A leading ethicist is sounding the alarm over a flood of potentially substandard pandemic research which may endanger lives through ill-informed public policy, while damaging medical and scientific practice itself in the process.
There has been a surge of almost 4,000 recently-published papers related to Covid-19, many of which have been of questionable quality, according to Professor Katrina Bramstedt from Bond University, Queensland, who is also secretary general at the Luxembourg Agency for Research Integrity.
Bramstedt recently published her own study examining the poor quality of Covid-19 research, which forms the basis of her recent criticisms.
Amid the rush to print the latest updates and ‘breakthroughs’ in Covid-19 research, there has been a slew of retracted research papers, following an unprecedented number of submissions to pre-print servers, which carry out fewer quality assurance and due diligence checks than established medical journals.
“No research team is exempt from the pressures and speed at which COVID-19 research is occurring. And this can increase the risk of honest error as well as deliberate misconduct,” Bramstedt says.
The rapid spread of the pandemic and the growing public thirst for information forced researchers into overdrive looking for treatments, vaccines, and cures potentially endangering patients, medical practitioners, and potentially government policy.
As of July 31, 2020, 19 published articles and 14 preprints about Covid-19 have been retracted, withdrawn or been seriously called into question with regards to the quality of their data.
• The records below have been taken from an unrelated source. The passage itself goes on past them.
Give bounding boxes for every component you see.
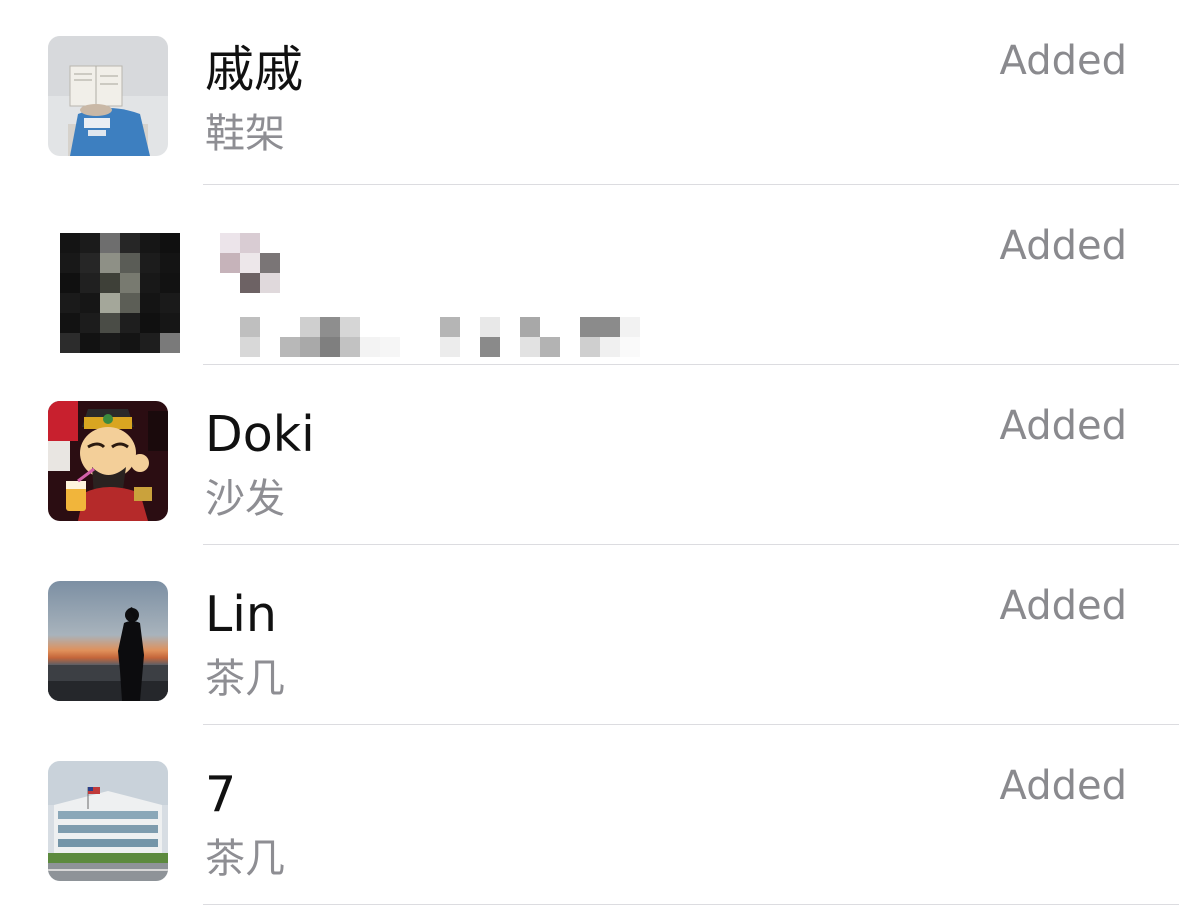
contact-row[interactable]: 戚戚 鞋架 Added xyxy=(0,0,1179,185)
contact-row[interactable]: Lin 茶几 Added xyxy=(0,545,1179,725)
cartoon-deity-avatar[interactable] xyxy=(48,401,168,521)
contact-subtitle: 茶几 xyxy=(205,836,285,882)
avatar-image xyxy=(48,761,168,881)
added-status: Added xyxy=(999,38,1127,84)
avatar-image xyxy=(48,401,168,521)
contact-name: Lin xyxy=(205,586,277,643)
contact-name: 戚戚 xyxy=(205,41,304,98)
added-status: Added xyxy=(999,763,1127,809)
row-divider xyxy=(203,904,1179,905)
avatar-image xyxy=(48,581,168,701)
contact-row[interactable]: 7 茶几 Added xyxy=(0,725,1179,905)
redacted-subtitle xyxy=(240,317,660,357)
avatar-image xyxy=(60,233,180,353)
contact-list: 戚戚 鞋架 Added Added Doki 沙发 Added Lin 茶几 A… xyxy=(0,0,1179,905)
contact-subtitle: 沙发 xyxy=(205,476,285,522)
redacted-name xyxy=(220,233,280,293)
contact-row[interactable]: Added xyxy=(0,185,1179,365)
contact-name: 7 xyxy=(205,766,237,823)
photo-person-reading-avatar[interactable] xyxy=(48,36,168,156)
office-building-avatar[interactable] xyxy=(48,761,168,881)
pixelated-avatar[interactable] xyxy=(60,233,180,353)
added-status: Added xyxy=(999,403,1127,449)
contact-subtitle: 鞋架 xyxy=(205,111,285,157)
avatar-image xyxy=(48,36,168,156)
added-status: Added xyxy=(999,583,1127,629)
contact-subtitle: 茶几 xyxy=(205,656,285,702)
sunset-silhouette-avatar[interactable] xyxy=(48,581,168,701)
added-status: Added xyxy=(999,223,1127,269)
contact-name: Doki xyxy=(205,406,315,463)
contact-row[interactable]: Doki 沙发 Added xyxy=(0,365,1179,545)
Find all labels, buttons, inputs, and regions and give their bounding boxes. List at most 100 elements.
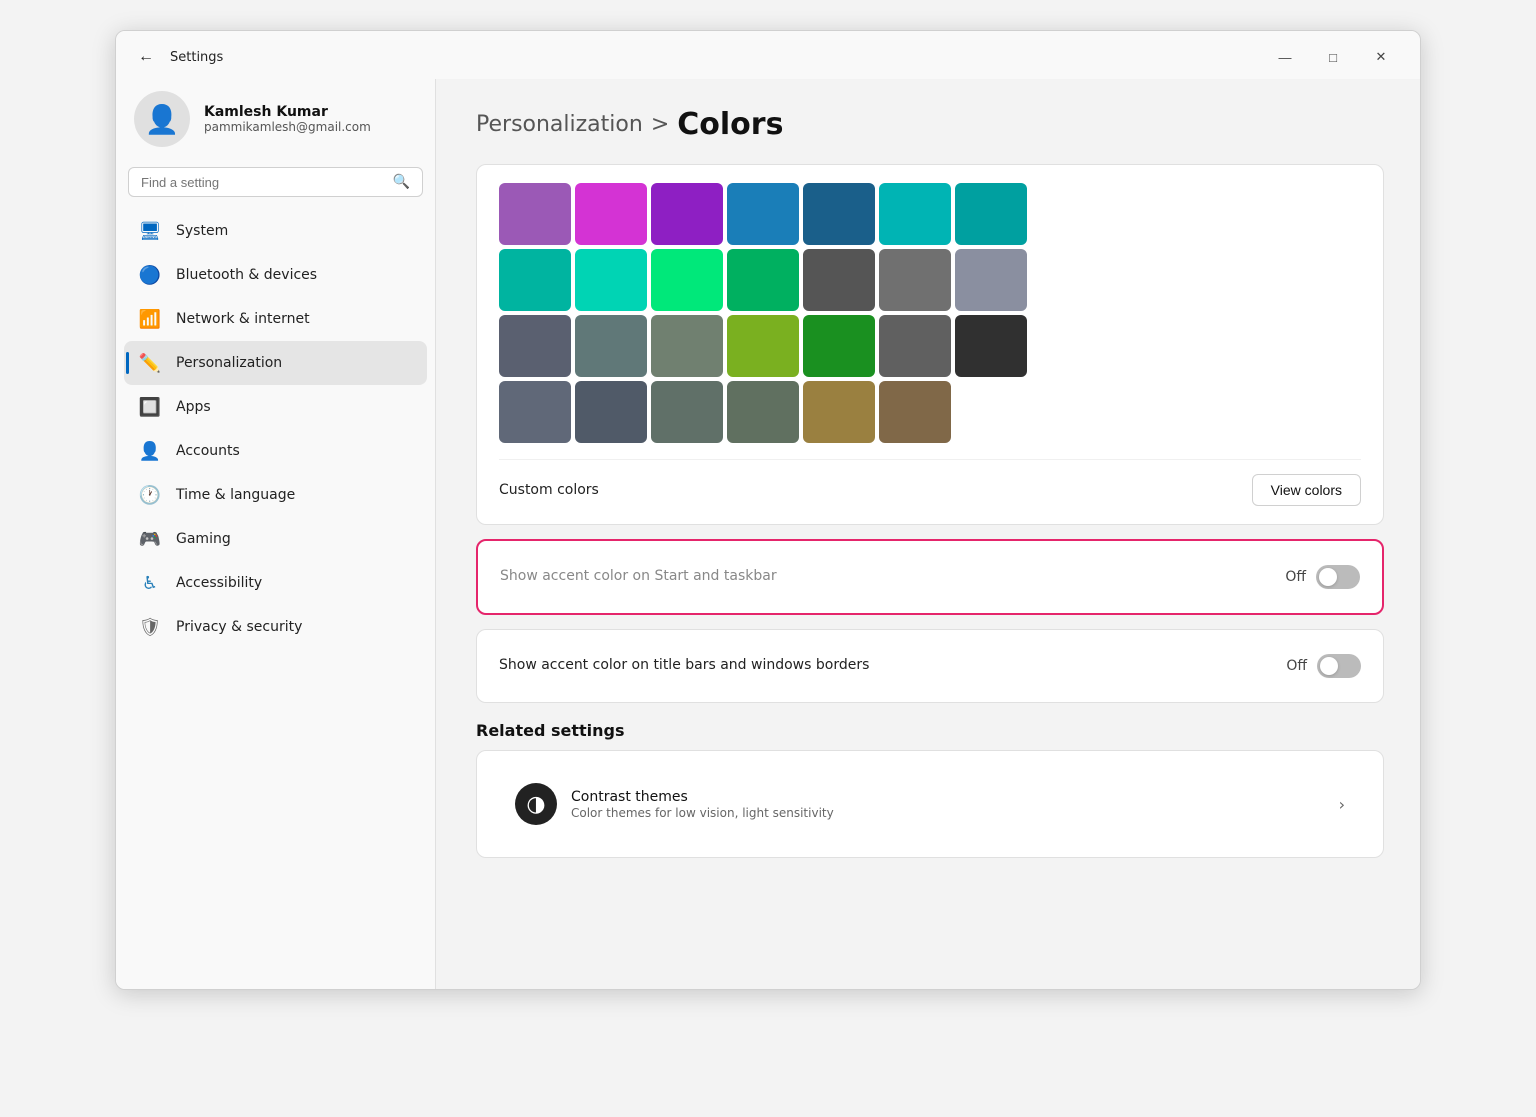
breadcrumb: Personalization — [476, 112, 643, 137]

Over 57 percent of these papers come from Asia, over half of which came from China.
There were concerns reported over falsified data, issues with methodology, irregularities in interpretation of data, and conclusions among a multitude of other issues.
Even the paragons of medical research best practice, the Lancet and New England Journal of Medicine, were forced to retract two preprints and two research papers due to the presence of unverified data shared by all four.
“Patient harm that is significant, permanent and irreversible could result from using faulty research results from preprints as well as published papers,” she adds.
Bramstedt highlights the time and resource constraints under which researchers, their supervisors, as well as publishers and their editors are operating under as a major factor in the plethora of poor quality research.
Add to the mix the fact that many peer reviewers work on a voluntary basis with competing demands on their time, especially as they face uncertainty through the pandemic, and issues with quality control are largely inevitable.
At the same time, convening cross-disciplinary meetings of leading immunologists, microbiologists, and lung disease specialists on a consistent basis to share, review, and discuss research during such trying times is increasingly difficult.
Given what’s at stake, Bramstedt proposes an overhaul of the submissions process to make it more efficient, while also introducing mandatory ethics and integrity training for researchers.
“Research has the potential to enter the public domain and be used by many stakeholders, including governments and policy makers, so the data must be robust,” she concludes.